Иисус говорит еще Иуде: «что делаешь, делай скорее». Сим Господь не побуждает Иуду к предательству, но как бы укоряет его в предательстве. Словом «делай» как бы говорит ему Господь: «Вот, Я оставляю тебя, делай что хочешь; не препятствую твоему намерению, не удерживаю тебя более».

Кроме прочего, истец радел за Иуду как за бессребреника, памятуя его речи на помазании Господа нашего Иисуса Христа в Вифании. Он, видите ли, был возмущен нескромностью Учителя и считал, что благовоние было надобно продать, а деньги раздать нищим.

Начнем с того, что рассуждение ошибочно с точки зрения сравнительного богословия. Предположим, что кто-то и купил бы у Марии это масло, и что, тогда вырученные деньги можно было бы раздать нищим? Но, в конце концов, кто-то поступил бы так же, как Мария, — употребил бы его на умащение и помазание. Ни один сосуд с благовонием не может существовать вечно и служить постоянным источником вспомоществования бедным. А вот добыванием благовоний были заняты бедные люди. Покупка его уже была для них помощью.

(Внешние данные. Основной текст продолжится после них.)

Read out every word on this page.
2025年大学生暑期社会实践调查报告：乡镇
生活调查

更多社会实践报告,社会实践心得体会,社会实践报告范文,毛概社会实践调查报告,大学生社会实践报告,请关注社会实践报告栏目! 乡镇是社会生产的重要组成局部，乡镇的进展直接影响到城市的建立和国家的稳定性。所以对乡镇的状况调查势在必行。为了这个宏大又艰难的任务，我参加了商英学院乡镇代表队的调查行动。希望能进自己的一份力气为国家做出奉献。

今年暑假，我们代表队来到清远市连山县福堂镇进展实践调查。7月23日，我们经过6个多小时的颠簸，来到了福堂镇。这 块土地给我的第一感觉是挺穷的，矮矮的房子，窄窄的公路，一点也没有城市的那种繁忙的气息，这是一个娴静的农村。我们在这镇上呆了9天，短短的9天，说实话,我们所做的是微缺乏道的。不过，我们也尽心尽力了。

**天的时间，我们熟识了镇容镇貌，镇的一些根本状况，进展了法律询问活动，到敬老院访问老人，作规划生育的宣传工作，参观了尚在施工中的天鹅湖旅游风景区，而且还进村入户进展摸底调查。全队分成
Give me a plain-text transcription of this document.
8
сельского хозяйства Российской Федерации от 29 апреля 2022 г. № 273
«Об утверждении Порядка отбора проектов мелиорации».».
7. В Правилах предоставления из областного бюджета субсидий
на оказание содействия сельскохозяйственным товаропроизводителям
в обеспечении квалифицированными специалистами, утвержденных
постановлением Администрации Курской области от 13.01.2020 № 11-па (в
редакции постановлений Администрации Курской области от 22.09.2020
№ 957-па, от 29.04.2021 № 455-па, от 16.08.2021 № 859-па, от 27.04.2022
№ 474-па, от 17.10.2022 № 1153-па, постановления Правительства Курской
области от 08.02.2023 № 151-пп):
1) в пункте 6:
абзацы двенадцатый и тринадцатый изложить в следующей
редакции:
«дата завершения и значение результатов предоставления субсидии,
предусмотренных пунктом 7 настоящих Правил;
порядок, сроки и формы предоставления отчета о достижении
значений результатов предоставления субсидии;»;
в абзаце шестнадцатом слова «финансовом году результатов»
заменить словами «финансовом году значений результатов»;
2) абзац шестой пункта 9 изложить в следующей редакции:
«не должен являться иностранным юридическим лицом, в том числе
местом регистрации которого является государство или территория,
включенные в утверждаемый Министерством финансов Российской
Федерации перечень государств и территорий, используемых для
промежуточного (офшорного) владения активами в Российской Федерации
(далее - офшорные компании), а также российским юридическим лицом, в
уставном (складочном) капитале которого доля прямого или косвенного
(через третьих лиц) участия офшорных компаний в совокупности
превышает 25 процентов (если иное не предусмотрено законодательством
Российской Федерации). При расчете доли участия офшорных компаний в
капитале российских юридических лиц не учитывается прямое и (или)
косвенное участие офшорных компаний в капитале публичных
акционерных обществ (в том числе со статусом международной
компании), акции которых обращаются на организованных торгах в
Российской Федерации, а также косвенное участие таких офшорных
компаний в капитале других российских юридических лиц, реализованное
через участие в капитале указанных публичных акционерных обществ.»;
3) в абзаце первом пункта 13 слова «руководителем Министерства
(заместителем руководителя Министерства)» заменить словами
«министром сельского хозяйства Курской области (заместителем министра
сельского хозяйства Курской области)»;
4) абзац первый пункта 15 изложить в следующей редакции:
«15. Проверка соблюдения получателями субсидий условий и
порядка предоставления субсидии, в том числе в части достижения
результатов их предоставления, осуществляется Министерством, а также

Далее, это преступно с позиции веры, радетелем которой он здесь себя выставлял. Ибо женщина, не причисленная к святому лику, через любовь к Иисусу уверовала в его ближайшую кончину и соборовала его в последний путь, а причисленный муж не уверовал. Более того, дозволил себе смущать Того, в Кого должен был уверовать. А раз смущал, то не уверовал. Ибо верующий верит, а неверующий смущает и предает. Наконец, это кощунственно с точки зрения морали, ибо кому-кому, но только не Иуде рядиться в тогу бессребреника, имея в мошне деньги, полученные за Того, Кто не имел цены.

И еще я желаю сказать о мзде. О цене, заплаченной за Иисуса. Казалось бы, что есть цена, коль речь идет о Бесценном? Но сребролюбцу все в корысть, хоть грош, хоть алтын.

Известно, что предатель принял тридцать сребреников. Так в то время называли римский динарий и местный сикль. Последний равнялся 20 динариям и назывался жертвенным, ибо каждый взрослый иудей был обязан в Пасху жертвовать храму полсикля. Иудеи добились права чеканить эти монеты, поскольку на римских монетах были изображены лики, коим не было место в иудейских храмах. Исходя из того, что мзда была возвращена в храм, по-видимому, и дана она была в храме. Из этого следует, что Иудины сребреники были сиклями. Они не были положены в храмовую казну не из-за ликов, а из-за крови на них:

«Первосвященники, взяв сребренники, сказали: непозволительно положить их в сокровищницу церковную, потому что это цена крови» (Мф 27:2).